DISPATCH OF ANNUAL REPORT THROUGH ELECTRONIC MODE AND REGISTRATION OF E-MAIL ID

Dated: August 14, 2024 Vineet Kumar Thareja Place: New Delhi Company Secretary & Compliance Officer

Notes:

  1. Pursuant to the General Circular No. 09/2023 dated September 25, 2023 issued by Ministry of Corporate Affairs (“MCA”) read together with previous circulars issued by the MCA in this regard (collectively to be referred to as “MCA Circulars”) and Circular No. CFDPoD-2/P/CIR/2023/167 dated October 07, 2023 issued by the Securities and Exchange Board of India (“SEBI”) read together with other circulars issued by SEBI in this regard (collectively to be referred to as “SEBI Circulars”), Companies are allowed to hold Annual General Meeting (“AGM”) through Video Conferencing (“VC”) or Other Audio-Visual Means (“OAVM”), without the physical presence of Members at a common venue till September 30, 2024. Hence, in compliance with the said circulars and provisions of the Companies Act, 2013 (the “Act”) and SEBI (Listing Obligations and Disclosure Requirements) Regulations, 2015 (“Listing Regulations”), the AGM of the Company is being held through VC/OAVM.

In compliance with the provisions the Act, Listing Regulations, MCA and SEBI Circulars, the 57[th] Annual General Meeting (“Meeting” or “AGM”) of the Company is being held through VC / OAVM on Thursday, September 26, 2024, at 3:00 p.m. IST. The proceedings of the AGM deemed to be conducted at the registered office of the Company situated at Hapur Road, Modinagar- 201204 (U.P.).

The instructions for participation by Members are provided in detail in the Notice.

  1. The Company has engaged the services of National Securities Depository Limited (“NSDL”) as the agency for providing e-voting facility (remote e-voting and voting at AGM) to the members of the Company (“Members”) in order to cast their votes electronically in terms of the aforesaid MCA Circulars.

  2. Since this AGM is being held through VC/OAVM pursuant to the MCA Circulars, physical attendance of Members has been dispensed with. Accordingly, the facility for appointment of proxies by the Members will not be available for the AGM and hence, the proxy form, attendance slip and route map of the venue are not annexed to this Notice.

  3. In compliance with the MCA Circulars and SEBI Circulars, Notice of the AGM along with the Annual Report is being sent only through electronic mode to those Members whose email Id is registered with the Company/ Depository Participants (DP).

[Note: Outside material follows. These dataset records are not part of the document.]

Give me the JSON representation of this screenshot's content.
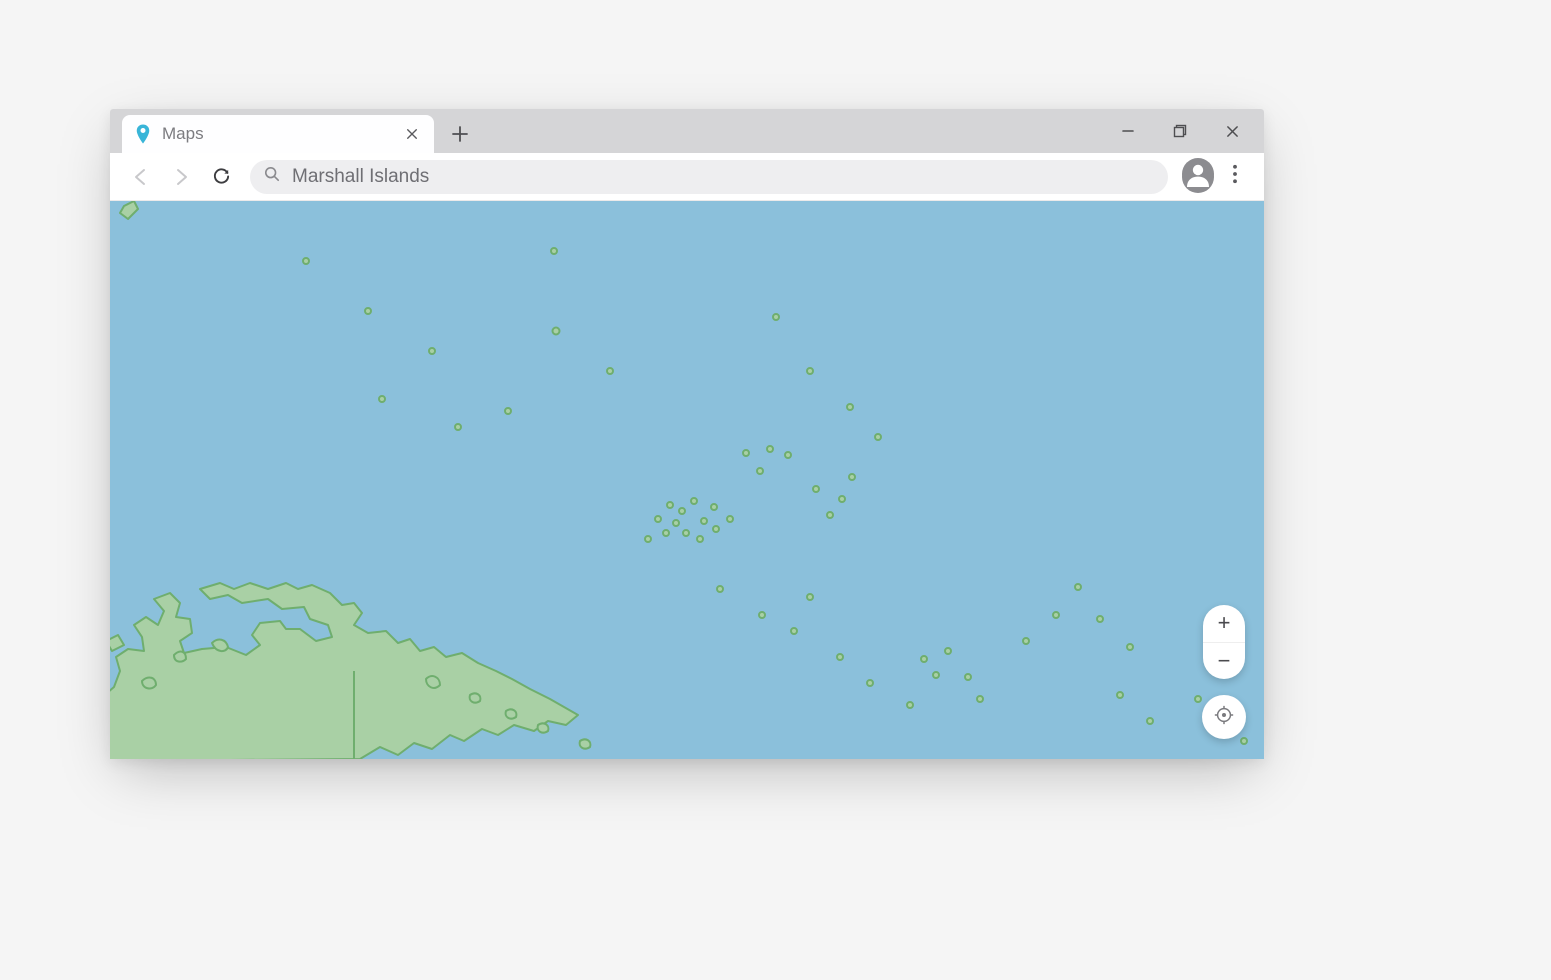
{
  "tab": {
    "title": "Maps"
  },
  "search": {
    "value": "Marshall Islands"
  },
  "zoom": {
    "in": "+",
    "out": "−"
  },
  "colors": {
    "water": "#8bc0db",
    "land_fill": "#a9d0a5",
    "land_stroke": "#6fae6e",
    "accent": "#39b5d8"
  }
}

Members may also note that the Notice and Annual Report will also be available on the Company’s website at https://www.modipon.net , website of the Stock Exchange, i.e., BSE Limited at www.bseindia.com and on the website of NSDL at www.evoting.nsdl.com . No physical copy of the Notice and the Annual Report has been sent to Members who have not registered their e-mail addresses.

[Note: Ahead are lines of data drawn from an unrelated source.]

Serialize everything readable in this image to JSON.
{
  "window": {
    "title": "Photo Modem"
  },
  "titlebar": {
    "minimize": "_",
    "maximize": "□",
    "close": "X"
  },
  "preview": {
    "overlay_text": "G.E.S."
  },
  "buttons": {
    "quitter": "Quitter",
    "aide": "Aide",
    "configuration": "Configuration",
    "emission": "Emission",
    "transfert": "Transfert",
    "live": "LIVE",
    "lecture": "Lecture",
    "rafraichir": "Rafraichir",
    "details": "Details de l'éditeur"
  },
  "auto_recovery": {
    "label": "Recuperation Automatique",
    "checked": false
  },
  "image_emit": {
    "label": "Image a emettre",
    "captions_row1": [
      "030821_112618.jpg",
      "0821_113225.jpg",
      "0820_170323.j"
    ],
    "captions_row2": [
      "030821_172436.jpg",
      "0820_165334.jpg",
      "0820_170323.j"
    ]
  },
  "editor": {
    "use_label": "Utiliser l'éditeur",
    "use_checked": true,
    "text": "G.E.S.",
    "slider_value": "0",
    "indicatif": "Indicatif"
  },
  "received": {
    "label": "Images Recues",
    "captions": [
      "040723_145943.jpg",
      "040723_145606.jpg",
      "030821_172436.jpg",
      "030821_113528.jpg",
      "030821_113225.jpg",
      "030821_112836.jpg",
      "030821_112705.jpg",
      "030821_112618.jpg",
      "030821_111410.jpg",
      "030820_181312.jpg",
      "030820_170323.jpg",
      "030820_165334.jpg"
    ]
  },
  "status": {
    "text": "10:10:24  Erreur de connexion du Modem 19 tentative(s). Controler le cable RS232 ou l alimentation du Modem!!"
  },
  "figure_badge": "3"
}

  4. Members whose e-mail Id is not registered and who wish to receive the Notice of the AGM, Annual Report and all other communications by the Company, from time to time may get their e-mail Id registered by submitting Form ISR-1 to Registrar & Transfer Agent of the Company, MAS Services Limited (“MAS”) at [email protected] or to the Company at [email protected] . However, for the shares held in demat form, Members are requested to write to their respective DPs.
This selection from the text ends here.